The increases followed two consecutive months of spending declines — a 0.1% pullback in April and a 0.9% slowdown in May.
Excluding auto sales, which have been volatile since Trump imposed tariffs on many foreign-made cares, retail sales rose 0.3%.
Auto sales rose 1.6%. They appear to have returned roughly to normalized spending after a surge in March and April as Americans attempted to get ahead of Trump’s 25% duty on imported cars and parts and then a slump after that, according to Samuel Tombs, chief U.S. Economist at Pantheon Macroeconomics.
The data showed solid spending across many retail sectors. Business at clothing stores was up 0.7% while online retailers saw a 0.8% increase. Business at home furnishings and furniture stores rose 1.4%.
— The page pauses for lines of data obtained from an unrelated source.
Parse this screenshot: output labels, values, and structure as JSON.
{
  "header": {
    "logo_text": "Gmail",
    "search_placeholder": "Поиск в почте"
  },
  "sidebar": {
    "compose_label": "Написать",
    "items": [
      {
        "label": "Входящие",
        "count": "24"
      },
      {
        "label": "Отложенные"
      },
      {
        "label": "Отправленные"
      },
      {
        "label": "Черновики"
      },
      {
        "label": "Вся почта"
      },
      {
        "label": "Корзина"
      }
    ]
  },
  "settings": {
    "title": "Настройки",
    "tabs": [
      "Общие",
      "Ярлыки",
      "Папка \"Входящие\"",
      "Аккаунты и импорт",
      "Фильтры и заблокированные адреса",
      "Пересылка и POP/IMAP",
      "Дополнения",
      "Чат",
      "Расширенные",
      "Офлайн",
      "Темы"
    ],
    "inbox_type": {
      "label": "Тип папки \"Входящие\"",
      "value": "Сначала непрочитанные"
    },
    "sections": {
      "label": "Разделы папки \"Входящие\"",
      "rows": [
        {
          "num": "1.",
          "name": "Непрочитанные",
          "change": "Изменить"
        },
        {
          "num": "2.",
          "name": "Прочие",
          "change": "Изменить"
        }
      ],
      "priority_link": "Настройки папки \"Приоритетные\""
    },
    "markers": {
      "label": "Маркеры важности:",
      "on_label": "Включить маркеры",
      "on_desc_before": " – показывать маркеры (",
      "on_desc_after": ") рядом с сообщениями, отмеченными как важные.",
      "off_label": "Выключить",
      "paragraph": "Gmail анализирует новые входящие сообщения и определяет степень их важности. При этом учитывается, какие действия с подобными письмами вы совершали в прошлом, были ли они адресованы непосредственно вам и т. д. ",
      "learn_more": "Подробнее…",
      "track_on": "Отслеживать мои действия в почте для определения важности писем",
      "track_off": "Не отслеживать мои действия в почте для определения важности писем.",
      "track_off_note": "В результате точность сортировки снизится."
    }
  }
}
However, at electronics stores, sales were down 0.6%. And business at restaurants, the lone services component within the Census Bureau report and a barometer of discretionary spending, fell 0.4%, however as shoppers are focusing on eating at home to save money.
Still spending appears to be holding up even as Trump’s tariff are resulting in a slowdown in hiring and rising prices for shoppers.
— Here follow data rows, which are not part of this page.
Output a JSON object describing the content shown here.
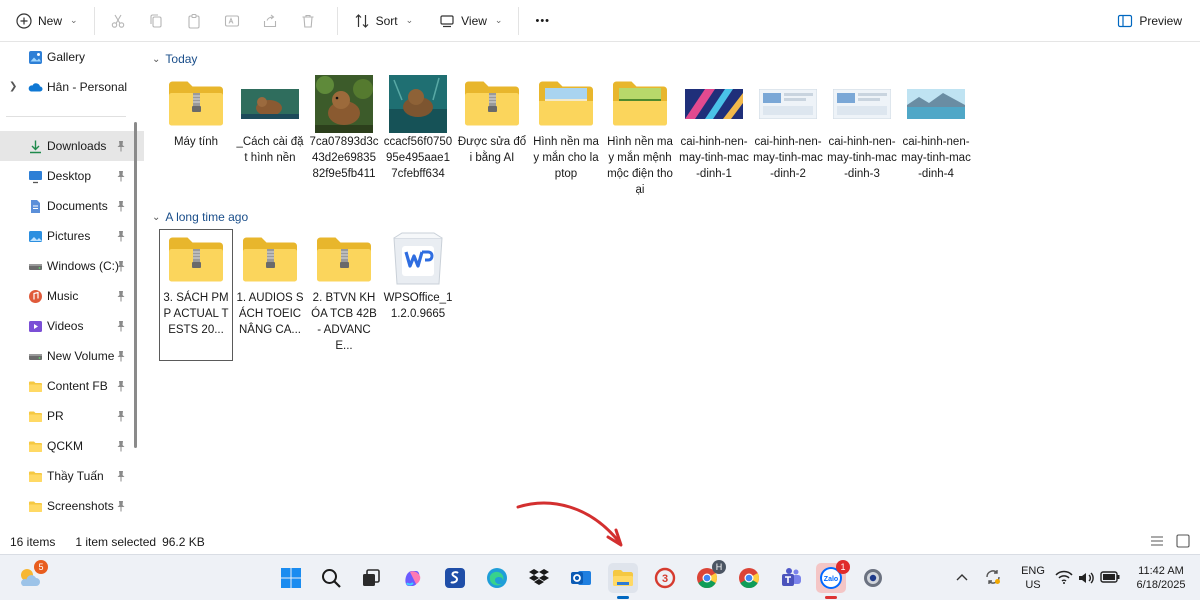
{
  "toolbar": {
    "new_label": "New",
    "sort_label": "Sort",
    "view_label": "View",
    "more_label": "•••",
    "preview_label": "Preview"
  },
  "sidebar": {
    "top_items": [
      {
        "label": "Gallery",
        "icon": "gallery-icon"
      },
      {
        "label": "Hân - Personal",
        "icon": "onedrive-icon"
      }
    ],
    "items": [
      {
        "label": "Downloads",
        "icon": "download-icon"
      },
      {
        "label": "Desktop",
        "icon": "desktop-icon"
      },
      {
        "label": "Documents",
        "icon": "documents-icon"
      },
      {
        "label": "Pictures",
        "icon": "pictures-icon"
      },
      {
        "label": "Windows (C:)",
        "icon": "drive-icon"
      },
      {
        "label": "Music",
        "icon": "music-icon"
      },
      {
        "label": "Videos",
        "icon": "videos-icon"
      },
      {
        "label": "New Volume",
        "icon": "drive-icon"
      },
      {
        "label": "Content FB",
        "icon": "folder-icon"
      },
      {
        "label": "PR",
        "icon": "folder-icon"
      },
      {
        "label": "QCKM",
        "icon": "folder-icon"
      },
      {
        "label": "Thầy Tuấn",
        "icon": "folder-icon"
      },
      {
        "label": "Screenshots",
        "icon": "folder-icon"
      }
    ]
  },
  "groups": {
    "today": {
      "label": "Today",
      "files": [
        {
          "name": "Máy tính",
          "kind": "zip-folder"
        },
        {
          "name": "_Cách cài đặt hình nền",
          "kind": "image-capybara-wide"
        },
        {
          "name": "7ca07893d3c43d2e6983582f9e5fb411",
          "kind": "image-capybara-forest"
        },
        {
          "name": "ccacf56f075095e495aae17cfebff634",
          "kind": "image-capybara-water"
        },
        {
          "name": "Được sửa đổi bằng AI",
          "kind": "zip-folder"
        },
        {
          "name": "Hình nền may mắn cho laptop",
          "kind": "folder-preview-sky"
        },
        {
          "name": "Hình nền may mắn mệnh mộc điện thoại",
          "kind": "folder-preview-green"
        },
        {
          "name": "cai-hinh-nen-may-tinh-mac-dinh-1",
          "kind": "image-abstract"
        },
        {
          "name": "cai-hinh-nen-may-tinh-mac-dinh-2",
          "kind": "image-screenshot"
        },
        {
          "name": "cai-hinh-nen-may-tinh-mac-dinh-3",
          "kind": "image-screenshot"
        },
        {
          "name": "cai-hinh-nen-may-tinh-mac-dinh-4",
          "kind": "image-landscape"
        }
      ]
    },
    "older": {
      "label": "A long time ago",
      "files": [
        {
          "name": "3. SÁCH PMP ACTUAL TESTS 20...",
          "kind": "zip-folder"
        },
        {
          "name": "1. AUDIOS SÁCH TOEIC NÂNG CA...",
          "kind": "zip-folder"
        },
        {
          "name": "2. BTVN KHÓA TCB 42B - ADVANCE...",
          "kind": "zip-folder"
        },
        {
          "name": "WPSOffice_11.2.0.9665",
          "kind": "wps-installer"
        }
      ]
    }
  },
  "status": {
    "count": "16 items",
    "selection": "1 item selected",
    "size": "96.2 KB"
  },
  "taskbar": {
    "weather_badge": "5",
    "zalo_badge": "1",
    "zalo_label": "Zalo",
    "chrome_profile_badge": "H"
  },
  "tray": {
    "lang_top": "ENG",
    "lang_bottom": "US",
    "time": "11:42 AM",
    "date": "6/18/2025"
  },
  "colors": {
    "accent": "#0067c0",
    "annotation_arrow": "#d32f2f",
    "folder": "#f5c842"
  }
}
Consumer prices rose 2.7% in July from a year earlier, the same as the previous month and up from a post-pandemic low of 2.3% in April. Excluding the volatile food and energy categories, core prices rose 3.1%, up from 2.9% in June. Both figures are above the Federal Reserve’s 2% target.
On a monthly basis, prices rose 0.2% in July, down from 0.3% the previous month, while core prices ticked up 0.3%, a bit faster than the 0.2% in June.
Many businesses are also likely still absorbing much of the cost of the duties. The consumer price figures likely reflect some impact from the 10% universal tariff Trump imposed in April, as well as higher duties on countries such as China and Canada.
The Labor Department reported Thursday that its producer price index — which measures inflation before it hits consumers— rose 0.9% last month from June, biggest jump in more than three years. Compared with a year earlier, wholesale prices rose 3.3%. The figures were much higher than economists had expected.
Warby Parker has been shifting production away from China, where it plans to bring the percentage of all cost of goods sold by year-end under 15%. But it’s also having to deal with higher tariffs costs in other countries.
Warby Parker told analysts last Thursday that it plans to keep its $95 option. But it’s increasing prices on select lens types. It also wants to cater more to older shoppers who need more expensive progressive lens. Warby Parker said that progressives, trifocals and bifocals make up roughly 40% of all prescription units sold industrywide. But just 23% of Warby Parker’s business now is made up of progressives. Company executives said progressives are its highest priced offering and offer the highest profit margins.
“We were able to quickly roll out select strategic price increases that have benefited our growth,” Neil Blumenthal, co-chairman and co-founder and co-CEO of Warby Parker, told analysts last week.